Les syndicats du groupe, mais également les commissaires du gouvernement, les réviseurs, les autorités de contrôle prudentiel, ainsi que la Commission européenne, gardienne des règles de concurrence en Europe, devraient également être appelés à témoigner sous peu.

Après un nouveau débat entre majorité et opposition sur l’opportunité de transformer la commission spéciale en commission d’enquête, les députés ont entendu mercredi en fin d’après-midi, mais en séance publique cette fois, Roland Gillet, professeur de finances à l’ULB et à la Sorbonne (Paris).

Durant près de deux heures, ce spécialiste des questions financières transnationales a livré son analyse du cas Dexia, née en 1996 de la fusion entre la banque belge Crédit Communal, “qui avait une importante activité de dépôt”, et le Crédit local de France, “qui avait de grands besoins de financement”.

“Déjà à ce moment, on comprenait qu’il y aurait un système de vases communicants, et ce avec des actionnaires aux contraintes par forcément les mêmes…”, a-t-il souligné.

Et l’expert de rappeler aussi les ambitions “très grandes” du nouveau groupe de se hisser dans le top-30 mondial des banques, notamment par l’achat d’une série d’actifs tous azimuts, comme le rehausseur de crédit américain FSA lourdement affecté par la crise des subprimes.

“La bilan a donc gonflé et la banque est devenue beaucoup plus grande.
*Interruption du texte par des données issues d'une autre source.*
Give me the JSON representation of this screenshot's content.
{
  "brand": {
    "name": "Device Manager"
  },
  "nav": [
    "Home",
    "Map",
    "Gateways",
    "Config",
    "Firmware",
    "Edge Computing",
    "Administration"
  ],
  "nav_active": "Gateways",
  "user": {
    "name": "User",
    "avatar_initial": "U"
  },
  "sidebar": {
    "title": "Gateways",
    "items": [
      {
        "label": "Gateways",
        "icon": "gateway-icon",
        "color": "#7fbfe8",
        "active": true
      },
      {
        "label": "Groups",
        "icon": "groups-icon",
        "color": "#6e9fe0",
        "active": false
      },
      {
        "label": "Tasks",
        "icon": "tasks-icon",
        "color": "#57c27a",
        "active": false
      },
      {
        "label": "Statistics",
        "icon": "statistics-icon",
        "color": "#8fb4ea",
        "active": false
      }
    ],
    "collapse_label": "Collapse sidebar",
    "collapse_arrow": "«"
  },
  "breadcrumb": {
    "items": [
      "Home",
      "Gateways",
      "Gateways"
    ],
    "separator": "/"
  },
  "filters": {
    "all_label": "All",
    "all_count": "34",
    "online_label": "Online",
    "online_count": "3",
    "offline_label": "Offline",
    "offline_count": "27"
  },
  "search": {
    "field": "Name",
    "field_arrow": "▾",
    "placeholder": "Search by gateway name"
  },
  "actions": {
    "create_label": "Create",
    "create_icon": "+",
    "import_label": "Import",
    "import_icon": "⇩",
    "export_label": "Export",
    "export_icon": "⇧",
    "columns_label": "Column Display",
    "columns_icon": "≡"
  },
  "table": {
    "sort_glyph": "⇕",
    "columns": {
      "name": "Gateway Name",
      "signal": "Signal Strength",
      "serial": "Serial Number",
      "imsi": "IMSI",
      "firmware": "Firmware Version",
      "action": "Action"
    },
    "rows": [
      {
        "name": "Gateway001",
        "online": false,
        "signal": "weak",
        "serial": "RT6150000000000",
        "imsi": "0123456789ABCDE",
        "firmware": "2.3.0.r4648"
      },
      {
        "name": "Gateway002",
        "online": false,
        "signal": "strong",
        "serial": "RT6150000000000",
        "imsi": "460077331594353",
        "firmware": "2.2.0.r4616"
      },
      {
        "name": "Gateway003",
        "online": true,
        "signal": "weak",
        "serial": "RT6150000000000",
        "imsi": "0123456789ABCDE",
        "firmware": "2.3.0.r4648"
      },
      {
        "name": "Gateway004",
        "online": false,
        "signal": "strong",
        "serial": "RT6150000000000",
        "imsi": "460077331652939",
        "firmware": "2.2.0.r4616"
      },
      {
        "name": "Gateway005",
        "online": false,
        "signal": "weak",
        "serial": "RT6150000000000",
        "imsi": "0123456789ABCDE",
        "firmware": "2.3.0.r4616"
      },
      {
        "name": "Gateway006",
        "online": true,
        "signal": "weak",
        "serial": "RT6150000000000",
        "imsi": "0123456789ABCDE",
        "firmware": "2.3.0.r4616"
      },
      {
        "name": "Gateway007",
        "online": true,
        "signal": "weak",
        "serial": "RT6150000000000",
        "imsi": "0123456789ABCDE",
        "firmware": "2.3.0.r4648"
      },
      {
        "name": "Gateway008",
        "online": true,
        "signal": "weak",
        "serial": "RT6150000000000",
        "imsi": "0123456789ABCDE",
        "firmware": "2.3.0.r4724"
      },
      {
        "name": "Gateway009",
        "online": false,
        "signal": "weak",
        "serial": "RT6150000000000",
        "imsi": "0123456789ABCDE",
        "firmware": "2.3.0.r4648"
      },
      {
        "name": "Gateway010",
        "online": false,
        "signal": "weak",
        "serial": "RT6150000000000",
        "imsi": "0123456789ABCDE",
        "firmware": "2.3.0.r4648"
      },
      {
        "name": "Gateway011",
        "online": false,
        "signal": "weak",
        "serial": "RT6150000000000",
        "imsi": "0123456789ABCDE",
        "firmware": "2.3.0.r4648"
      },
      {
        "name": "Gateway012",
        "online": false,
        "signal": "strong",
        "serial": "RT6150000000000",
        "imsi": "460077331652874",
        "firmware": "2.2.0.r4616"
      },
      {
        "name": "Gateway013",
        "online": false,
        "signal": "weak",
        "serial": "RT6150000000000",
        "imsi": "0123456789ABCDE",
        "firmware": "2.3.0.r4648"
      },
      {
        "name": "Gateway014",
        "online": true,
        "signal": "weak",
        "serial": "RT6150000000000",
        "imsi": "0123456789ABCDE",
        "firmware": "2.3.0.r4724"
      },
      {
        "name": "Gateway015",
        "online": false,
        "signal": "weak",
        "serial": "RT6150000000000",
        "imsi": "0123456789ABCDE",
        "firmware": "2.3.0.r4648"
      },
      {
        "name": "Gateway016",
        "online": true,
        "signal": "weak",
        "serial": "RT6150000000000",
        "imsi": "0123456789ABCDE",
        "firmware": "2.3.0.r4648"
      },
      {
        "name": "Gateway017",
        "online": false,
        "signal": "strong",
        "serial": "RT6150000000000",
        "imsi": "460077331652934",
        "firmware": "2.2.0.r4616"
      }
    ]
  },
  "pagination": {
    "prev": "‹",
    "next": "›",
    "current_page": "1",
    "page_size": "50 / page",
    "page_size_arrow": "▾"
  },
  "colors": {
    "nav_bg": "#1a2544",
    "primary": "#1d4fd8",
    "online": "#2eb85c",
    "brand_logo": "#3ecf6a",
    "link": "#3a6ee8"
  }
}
Restait à voir si elle était pour autant plus robuste”, a glissé M. Gillet.

Interrogé sur l’accord intervenu début octobre entre les gouvernements français et belge concernant le démantèlement de Dexia, l’invité a confié avoir “des interrogations” sur le partage des garanties offertes à la structure de défaisance par la France et la Belgique, cette dernière assumant, comme en 2008, 60% de cette charge.

“Les garanties offertes par la Belgique représentent 13% de son PIB, celles de la France seulement 2% de son PIB. C’est David contre Goliath! “, a jugé M. Gillet, laissant supposer des pressions très fortes de Paris, soucieuse de préserver sa note AAA, sur le gouvernement belge.

“Mais il faut regarder le deal dans sa globalité”, a-t-il toutefois ajouté, le tandem Leterme-Reynders ayant dans le même temps marchandé le prix de rachat de Dexia Banque Belgique, acquis finalement pour 4 milliards d’euros.

Interrogé enfin sur l’attitude de Dexia qui a vendu des produits dérivés très complexes hautement spéculatifs à différentes collectivités locales, plongeant certaines dans d’importants problèmes financiers, M. Gillet a estimé que les responsabilités étaient “partagées”, certains édiles ayant visiblement acheté des produits sans comprendre de quoi il retournait.

Cette explication a fait réagir le député Yvan Mayeur, soulignant que Dexia était censé être le “partenaire” privilégié des communes.

“Ils ont voulu changer de métier. De partenaire des communes, ils sont devenus une bête banque”, a-t-il dénoncé.

Lundi après-midi, la commission spéciale Dexia devrait à nouveau vivre un moment intense avec l’audition programmée de Jean-Luc Dehaene, président du conseil d’administration de Dexia depuis l’automne 2008.